Médicaments : les industriels menacent de licencier et de geler les investissements

Pour les industriels, cette nouvelle révision à  la baisse des prix n’est pas conforme à  l’accord de juillet 2012. Ils estiment même qu’elle risque de compromettre les objectifs du contrat programme. La profession appelle l’Exécutif à  reconsidérer sa décision.

Les sociétés pharmaceutiques sont mécontentes, et elles comptent le faire savoir. Dans une réunion des trois associations professionnelles (l’Association marocaine de l’industrie pharmaceutique, l’Association marocaine des médicaments génériques et Maroc innovation santé), tenue le jeudi 25 avril, elles dénoncent la décision du ministère de la santé de procéder à une troisième baisse des prix des médicaments sans concertation avec les opérateurs et contrairement à l’accord signé en juillet 2012 avec la profession.
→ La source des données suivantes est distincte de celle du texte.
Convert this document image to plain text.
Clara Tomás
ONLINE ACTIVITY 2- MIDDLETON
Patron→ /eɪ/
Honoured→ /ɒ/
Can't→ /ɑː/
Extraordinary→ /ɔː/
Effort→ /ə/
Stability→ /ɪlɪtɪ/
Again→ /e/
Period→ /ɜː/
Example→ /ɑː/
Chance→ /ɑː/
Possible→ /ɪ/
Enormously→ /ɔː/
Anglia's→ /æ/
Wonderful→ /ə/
Cet accord portait, rappelons-le, sur une réduction du prix des médicaments en deux temps. La première baisse concernant une liste de 320 produits à usage hospitalier est déjà effective. La liste des médicaments concernés par la seconde baisse n’est pas encore rendue publique. Mais selon des sources proches du dossier, environ 1 200 produits seront touchés.

Les objectifs du contrat programme en jeu

Les sociétés pharmaceutiques estiment que cette troisième baisse annoncée verbalement par le ministère de la santé, lors d’une réunion avec son secrétaire général, «est une mauvaise surprise pour la profession qui a déjà fait un effort et ne peut se permettre une nouvelle concession qui ne profitera même pas aux consommateurs mais servira plutôt, et c’est ce qu’elles dénoncent, à compenser la baisse du chiffre d’affaires enregistrée par les pharmaciens». Explication : le ministère de la santé prévoit la réduction du prix de tous les médicaments coûtant moins de 300 DH. Parallèlement à cela, il augmentera la marge des pharmaciens qui passera de 30 à 34%. Cette mesure, si elle est appliquée, se traduirait par une perte de 500 MDH de chiffre d’affaires pour les industriels qui ont déjà supporté un recul de 700 millions suite à la première baisse des prix des 320 produits à usage hospitalier.

Au-delà de la perte du chiffre d’affaires, cette nouvelle baisse des prix des médicaments obligerait les laboratoires pharmaceutiques à freiner leurs programmes de développement, notamment leurs investissements qui totalisent annuellement 300 MDH pour la mise à niveau ou l’extension des unités. Ils signalent que l’essentiel des investissements vise la production des médicaments génériques aux fins d’exportation mais aussi pour le marché local dont l’élargissement est prévu dans la stratégie du ministère de la santé. Ces investissements pour une mise à niveau continue est derrière le positionnement du secteur, qui compte 32 laboratoires (filiales de multinationales, entreprises fabriquant sous licence et unités fabriquant leur propre palette de génériques…), à la deuxième place dans les industries chimiques après les phosphates. Pour réduire leurs charges, les industriels disent qu’ils seront amenés à réduire des emplois.

Le gel des investissements tout comme la réduction des effectifs vont à l’encontre des objectifs du contrat programme signé en 2012 avec le gouvernement. «Nous nous considérons comme trahis par le ministère de la santé qui prend une décision totalement opposée et au contrat programme et à l’accord du 12 juillet 2012 !», dénoncent les associations professionnelles. Et d’ajouter : «Nous interpellons les ministères de l’industrie, de l’emploi et des finances qui sont aussi signataires du contrat programme afin de reconsidérer la décision prise par le ministère de la santé qui compromet sérieusement la réalisation des objectifs du contrat programme».

Le contrat programme prévoit globalement, faut-il le rappeler, la réalisation d’un chiffre d’affaires de 2 milliards de dollars sur le marché local et de 1,1 milliard de dollars à l’export ainsi que la création de 5 000 emplois directs et 12 500 emplois indirects à l’horizon 2023. Il vise aussi la croissance de la demande locale de médicaments qui se situe actuellement à 320 DH par habitant et par an.

Dans le cadre de ce contrat programme, deux segments à fort enjeu économique et social ont été érigés en priorité : la production des médicaments génériques et celle des médicaments chers. Pour le premier segment, qui dispose d’un potentiel de développement significatif à l’international, en particulier sur le marché africain, les opportunités sont importantes. Car la part du marché mondial des génériques devrait atteindre près de 39% en 2015 contre 27% en 2010.
Le potentiel est également important pour le deuxième segment, à savoir la fabrication de médicaments chers. Il implique la création d’emplois à forte valeur ajoutée et justifie pleinement les plans d’investissements et la mise à niveau continue engagés par le secteur. Ainsi, les produits oncologiques par exemple devraient enregistrer une croissance annuelle moyenne de 5 à 8% entre 2011 et 2015.